The survival rate in this series is substantially higher than other institutional reports of patients on VV‐ECMO for COVID‐19, with survival to discharge rates between 56.8% and 62%. , In this small study, the causal contribution of hemoadsorption towards respiratory recovery and survival is unproven. Furthermore, in the patients on hemoadsorption, the column was removed after 72 h of usage. It is unclear if longer duration of support would have contributed to clinical recovery. This study is further limited by its retrospective, single‐center design with limited sample size, and is therefore underpowered for definitive lung recovery or survival analysis. Patients were selected for the addition of hemoadsorption in a nonrandom fashion based on severity of illness. There was an inherent selection bias, therefore, for patients with more severe disease, given the lack of clear inclusion or exclusion criteria. Given the limited therapeutic options available for severely ill patients supported on VV‐ECMO, however, we instituted the compassionate use of hemoadsorptionvia emergency use authorization. Furthermore, the results are confounded by the multitude of additional treatments and interventions that were used to treat these complex patients with COVID‐19. Ultimately, randomized trials with defined treatment algorithms will be required to establish definable clinical benefits of hemoadsorption in patients with severe COVID‐19.

CONCLUSIONS

Use of hemoadsorption with VV‐ECMO in patients with severe COVID‐19 respiratory failure is feasible with limited adverse events. Hemoadsorption was associated with thrombocytopenia and filtration of certain medications including sedatives and neuromuscular blockade agents, which warrants close clinically monitoring. In this pilot study, patients on hemoadsorption had greater reductions in clinically relevant inflammatory markers, lactate, and reduction in vasopressor requirements. Positive contribution to clinical course and survival remains unclear Additional research is necessary to define the role of hemoadsorption in patients with severe COVID‐19.

CONFLICT OF INTERESTS

Dr. Geraci, Dr. Smith, Dr. Chen, Dr. Chang, Dr. Fargnoli, Dr. Carillo, and Dr. Alimi have no disclosures. Dr.
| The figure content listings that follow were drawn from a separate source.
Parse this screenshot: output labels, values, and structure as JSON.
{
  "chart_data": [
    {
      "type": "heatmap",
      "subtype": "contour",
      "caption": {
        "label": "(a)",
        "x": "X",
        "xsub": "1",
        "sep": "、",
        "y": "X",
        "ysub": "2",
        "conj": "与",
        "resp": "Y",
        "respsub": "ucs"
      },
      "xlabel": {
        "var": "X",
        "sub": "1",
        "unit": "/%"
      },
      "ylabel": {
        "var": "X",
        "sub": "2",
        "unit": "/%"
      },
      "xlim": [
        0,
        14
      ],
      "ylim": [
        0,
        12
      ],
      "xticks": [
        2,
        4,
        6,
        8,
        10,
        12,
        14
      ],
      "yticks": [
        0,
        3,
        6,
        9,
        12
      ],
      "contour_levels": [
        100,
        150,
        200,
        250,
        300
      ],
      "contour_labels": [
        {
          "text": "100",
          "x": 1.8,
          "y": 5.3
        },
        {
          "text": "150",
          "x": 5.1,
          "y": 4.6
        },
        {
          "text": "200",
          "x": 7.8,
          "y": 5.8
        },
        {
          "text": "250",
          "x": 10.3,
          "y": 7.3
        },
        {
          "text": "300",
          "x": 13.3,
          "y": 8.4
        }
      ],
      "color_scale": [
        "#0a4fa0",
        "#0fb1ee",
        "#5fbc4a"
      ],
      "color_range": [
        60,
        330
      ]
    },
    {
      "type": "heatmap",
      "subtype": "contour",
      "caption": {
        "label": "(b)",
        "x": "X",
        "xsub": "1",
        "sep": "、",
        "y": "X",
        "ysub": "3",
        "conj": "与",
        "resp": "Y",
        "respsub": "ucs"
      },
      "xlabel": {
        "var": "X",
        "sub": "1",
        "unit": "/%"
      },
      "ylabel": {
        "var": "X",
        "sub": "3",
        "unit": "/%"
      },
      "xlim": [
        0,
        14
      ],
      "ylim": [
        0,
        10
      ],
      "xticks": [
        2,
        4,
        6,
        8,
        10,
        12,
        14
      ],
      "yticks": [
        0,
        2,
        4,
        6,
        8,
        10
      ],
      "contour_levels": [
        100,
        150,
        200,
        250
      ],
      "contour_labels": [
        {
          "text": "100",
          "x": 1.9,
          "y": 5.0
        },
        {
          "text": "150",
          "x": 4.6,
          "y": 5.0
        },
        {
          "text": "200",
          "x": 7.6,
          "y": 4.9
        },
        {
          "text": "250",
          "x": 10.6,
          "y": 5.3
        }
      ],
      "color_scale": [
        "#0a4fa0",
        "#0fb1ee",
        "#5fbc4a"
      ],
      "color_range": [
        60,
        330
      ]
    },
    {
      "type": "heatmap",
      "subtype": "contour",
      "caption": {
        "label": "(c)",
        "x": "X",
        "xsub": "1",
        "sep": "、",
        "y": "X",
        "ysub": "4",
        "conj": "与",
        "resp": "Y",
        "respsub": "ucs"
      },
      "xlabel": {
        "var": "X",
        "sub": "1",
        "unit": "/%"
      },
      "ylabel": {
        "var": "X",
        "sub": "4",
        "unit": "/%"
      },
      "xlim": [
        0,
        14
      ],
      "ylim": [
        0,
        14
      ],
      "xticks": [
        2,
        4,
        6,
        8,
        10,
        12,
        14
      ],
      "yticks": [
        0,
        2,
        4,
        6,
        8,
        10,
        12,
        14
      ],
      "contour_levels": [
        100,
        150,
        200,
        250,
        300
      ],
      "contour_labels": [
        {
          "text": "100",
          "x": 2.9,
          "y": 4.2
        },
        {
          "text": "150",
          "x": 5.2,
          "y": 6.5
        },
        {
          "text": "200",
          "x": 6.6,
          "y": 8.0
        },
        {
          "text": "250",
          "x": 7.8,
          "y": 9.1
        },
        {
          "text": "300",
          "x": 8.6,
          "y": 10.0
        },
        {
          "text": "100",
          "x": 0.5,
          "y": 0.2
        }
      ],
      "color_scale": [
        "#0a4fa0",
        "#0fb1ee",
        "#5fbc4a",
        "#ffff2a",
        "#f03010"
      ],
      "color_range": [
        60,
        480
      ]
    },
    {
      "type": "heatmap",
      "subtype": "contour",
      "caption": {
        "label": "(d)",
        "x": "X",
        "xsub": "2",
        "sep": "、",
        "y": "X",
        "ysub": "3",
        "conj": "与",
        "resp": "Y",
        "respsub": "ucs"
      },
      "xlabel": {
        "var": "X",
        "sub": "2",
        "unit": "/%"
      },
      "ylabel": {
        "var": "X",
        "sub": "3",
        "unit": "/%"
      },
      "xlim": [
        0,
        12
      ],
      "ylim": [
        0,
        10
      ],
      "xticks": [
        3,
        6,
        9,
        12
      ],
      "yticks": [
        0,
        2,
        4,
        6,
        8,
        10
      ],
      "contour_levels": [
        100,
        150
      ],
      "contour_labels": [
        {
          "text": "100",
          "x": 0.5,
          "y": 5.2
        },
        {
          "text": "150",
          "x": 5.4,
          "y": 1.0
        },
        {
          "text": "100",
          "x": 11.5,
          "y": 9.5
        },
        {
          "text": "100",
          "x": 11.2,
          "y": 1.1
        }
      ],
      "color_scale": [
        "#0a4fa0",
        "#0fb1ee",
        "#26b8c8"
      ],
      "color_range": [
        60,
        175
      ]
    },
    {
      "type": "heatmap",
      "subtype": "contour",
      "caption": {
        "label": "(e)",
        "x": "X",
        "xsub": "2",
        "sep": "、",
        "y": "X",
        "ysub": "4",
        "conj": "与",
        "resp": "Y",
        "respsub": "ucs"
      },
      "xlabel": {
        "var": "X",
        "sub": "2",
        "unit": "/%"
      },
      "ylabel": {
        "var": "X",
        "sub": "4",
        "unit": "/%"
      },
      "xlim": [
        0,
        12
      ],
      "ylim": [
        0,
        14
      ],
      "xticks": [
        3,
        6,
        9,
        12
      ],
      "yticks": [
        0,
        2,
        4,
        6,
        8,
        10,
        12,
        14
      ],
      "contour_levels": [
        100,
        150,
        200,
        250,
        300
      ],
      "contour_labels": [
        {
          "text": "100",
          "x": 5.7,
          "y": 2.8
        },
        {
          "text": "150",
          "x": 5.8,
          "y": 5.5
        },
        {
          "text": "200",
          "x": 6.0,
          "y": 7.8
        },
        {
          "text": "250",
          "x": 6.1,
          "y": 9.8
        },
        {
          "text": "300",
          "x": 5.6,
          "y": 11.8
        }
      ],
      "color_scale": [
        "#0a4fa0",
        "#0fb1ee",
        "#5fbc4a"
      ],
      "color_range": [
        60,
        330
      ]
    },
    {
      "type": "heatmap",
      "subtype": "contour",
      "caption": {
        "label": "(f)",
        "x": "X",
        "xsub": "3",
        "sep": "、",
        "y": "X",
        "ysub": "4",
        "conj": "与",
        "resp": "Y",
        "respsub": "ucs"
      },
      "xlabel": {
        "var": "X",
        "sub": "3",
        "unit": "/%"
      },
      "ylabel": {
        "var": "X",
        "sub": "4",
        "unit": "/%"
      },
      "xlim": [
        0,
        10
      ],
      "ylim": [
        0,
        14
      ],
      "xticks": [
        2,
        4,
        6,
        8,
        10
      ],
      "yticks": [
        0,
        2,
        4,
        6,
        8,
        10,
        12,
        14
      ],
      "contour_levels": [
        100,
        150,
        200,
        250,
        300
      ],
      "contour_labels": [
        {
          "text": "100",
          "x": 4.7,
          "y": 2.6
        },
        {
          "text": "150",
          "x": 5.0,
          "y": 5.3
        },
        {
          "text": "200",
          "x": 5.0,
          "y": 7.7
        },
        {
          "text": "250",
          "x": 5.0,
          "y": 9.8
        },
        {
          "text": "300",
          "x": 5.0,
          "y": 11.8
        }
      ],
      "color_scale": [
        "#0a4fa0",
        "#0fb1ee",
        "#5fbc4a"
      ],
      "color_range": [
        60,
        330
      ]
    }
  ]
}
Kon discloses a financial relationship with Medtronic, Inc. and Breethe, Inc.; Dr. Moazami with Medtronic, Inc.; Dr. Pass obtained a grant from NYU Langone Health for COVID‐related research; and Dr. Galloway with Edward Lifesciences and Medtronic, Inc.

AUTHOR CONTRIBUTIONS

Travis C. Geraci: Data analysis/interpretation, drafting article, critical revision of article, data collection, and statistics. Zachary N. Kon: Concept/design, data analysis/interpretation, and critical revision of article. Nader Moazami: Drafting article, concept/design, data analysis/interpretation, and critical revision of article. Stephanie H. Chang: Concept/design and data collection. Julius Carillo: Concept/design, data collection. Stacey Chen, MD: Concept/design, data collection, statistics. Anthony Fargnoli: Concept/design, data collection, and statistics. Marjan Alimi: Concept/design, data collection, and statistics. Harvey Pass: Concept/design, data collection, and statistics. Aubrey Galloway: Concept/design, data analysis/interpretation, and critical revision of article. Deane E. Smith: Concept/design, data analysis/interpretation, and critical revision of article.